O ciclo da ilusão e o impacto na saúde mental feminina

O ciclo da ilusão e o impacto na saúde mental feminina

A violência doméstica nem sempre começa com uma agressão física. Ela se instala silenciosamente por meio do controle, da manipulação e da esperança de mudança. Para a mulher que vive essa realidade, o ambiente doméstico deixa de ser um porto seguro e se torna um campo minado, onde a saúde mental é a primeira a ser estilhaçada.

O fenômeno de “pisar em ovos”

Viver sobressaltada, antecipando a próxima explosão do parceiro, coloca o organismo em um estado de estresse crônico. Psicologicamente, isso gera um esgotamento das defesas emocionais. A mulher passa a acreditar que, se ela se comportar de determinada maneira ou se “adequar” às exigências do agressor, a violência cessará. Essa autopercepção de culpa é uma das faces mais perversas da violência psicológica.

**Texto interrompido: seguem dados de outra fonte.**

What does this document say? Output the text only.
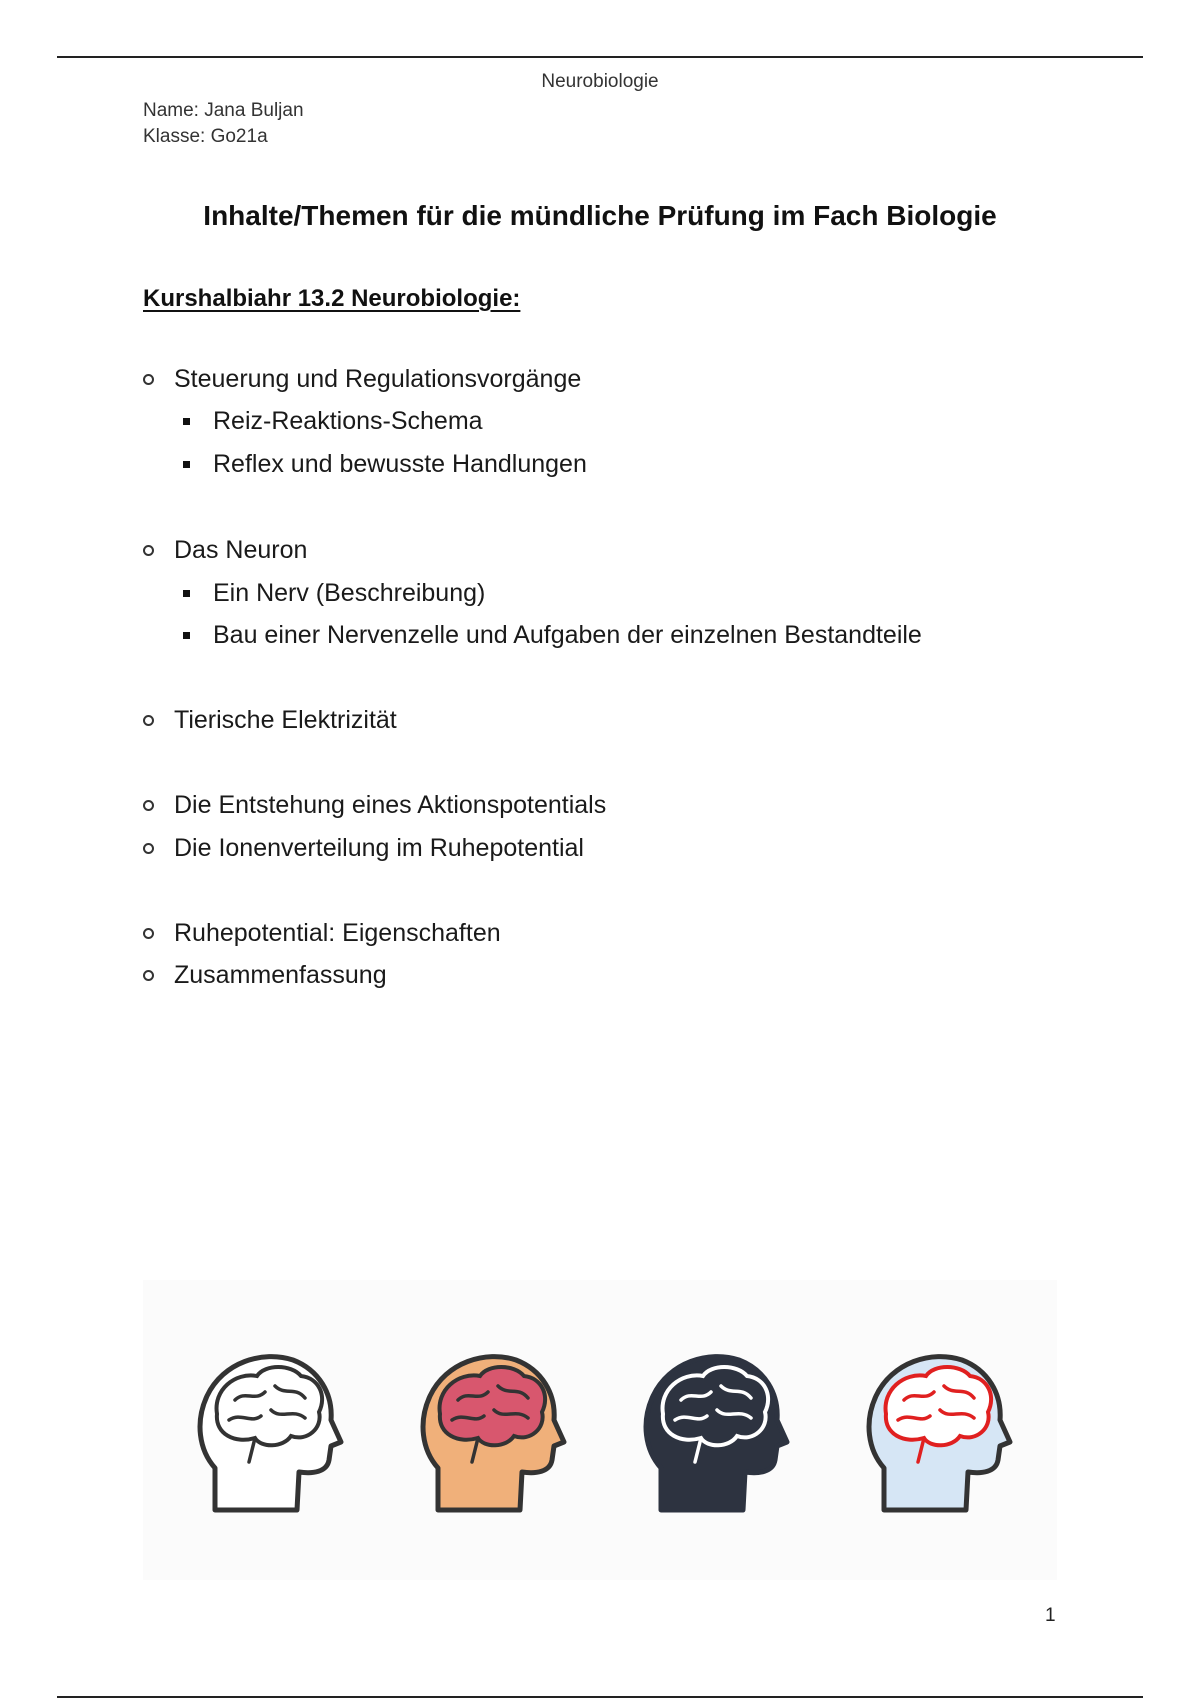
Neurobiologie
Name: Jana Buljan
Klasse: Go21a
Inhalte/Themen für die mündliche Prüfung im Fach Biologie
Kurshalbiahr 13.2 Neurobiologie:
Steuerung und Regulationsvorgänge
Reiz-Reaktions-Schema
Reflex und bewusste Handlungen
Das Neuron
Ein Nerv (Beschreibung)
Bau einer Nervenzelle und Aufgaben der einzelnen Bestandteile
Tierische Elektrizität
Die Entstehung eines Aktionspotentials
Die Ionenverteilung im Ruhepotential
Ruhepotential: Eigenschaften
Zusammenfassung
1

Por que é tão difícil romper?

Muitas mulheres permanecem no relacionamento não por falta de caráter ou força, mas devido a mecanismos psicológicos complexos:

  • Racionalização da Violência: A crença de que o parceiro agride porque “está estressado no trabalho” ou “teve uma infância difícil” é uma tentativa do ego de suportar a dor, humanizando o agressor para manter o vínculo.
  • Ciclo da Violência: Após a explosão, surge a “lua de mel”, onde o agressor se mostra arrependido e carinhoso. Esse intervalo reforça a esperança de que “o antigo parceiro voltou”, dificultando o pedido de ajuda.
  • Desamparo Aprendido: A exposição constante ao medo faz com que a mulher perca a crença de que pode mudar sua própria realidade ou de que merece algo melhor.

As sequelas invisíveis

O impacto na saúde mental vai muito além da tristeza. Profissionais da área observam o desenvolvimento de quadros graves, como:

  • Transtorno de Estresse Pós-Traumático (TEPT): Flashbacks, pesadelos e hipervigilância constante.
  • Depressão e Ansiedade Generalizada: Perda de perspectiva de futuro e isolamento social.
  • Danos aos Filhos: Mesmo que não sejam o alvo direto, crianças que crescem em ambientes de tensão constante sofrem danos no desenvolvimento emocional e cognitivo, replicando o medo como linguagem de convivência.

O caminho do acolhimento

Romper o ciclo exige mais do que coragem; exige rede de apoio. O tratamento psicológico é fundamental para que a mulher consiga reconstruir sua identidade, entender que a culpa nunca é da vítima e recuperar a autonomia sobre sua própria vida e a de seus filhos.


Fontes consultadas:

  • Ministério da Saúde: Protocolos de Atenção à Saúde de Mulheres em Situação de Violência.
  • Organização Pan-Americana da Saúde (OPAS): Guia de intervenções psicológicas para o manejo do estresse e traumas.
  • Lei Maria da Penha (Lei 11.340/06): Definições sobre violência psicológica e patrimonial.
  • Conselho Federal de Psicologia (CFP): Referências técnicas para atuação de psicólogas(os) em serviços de atenção a mulheres em situação de violência.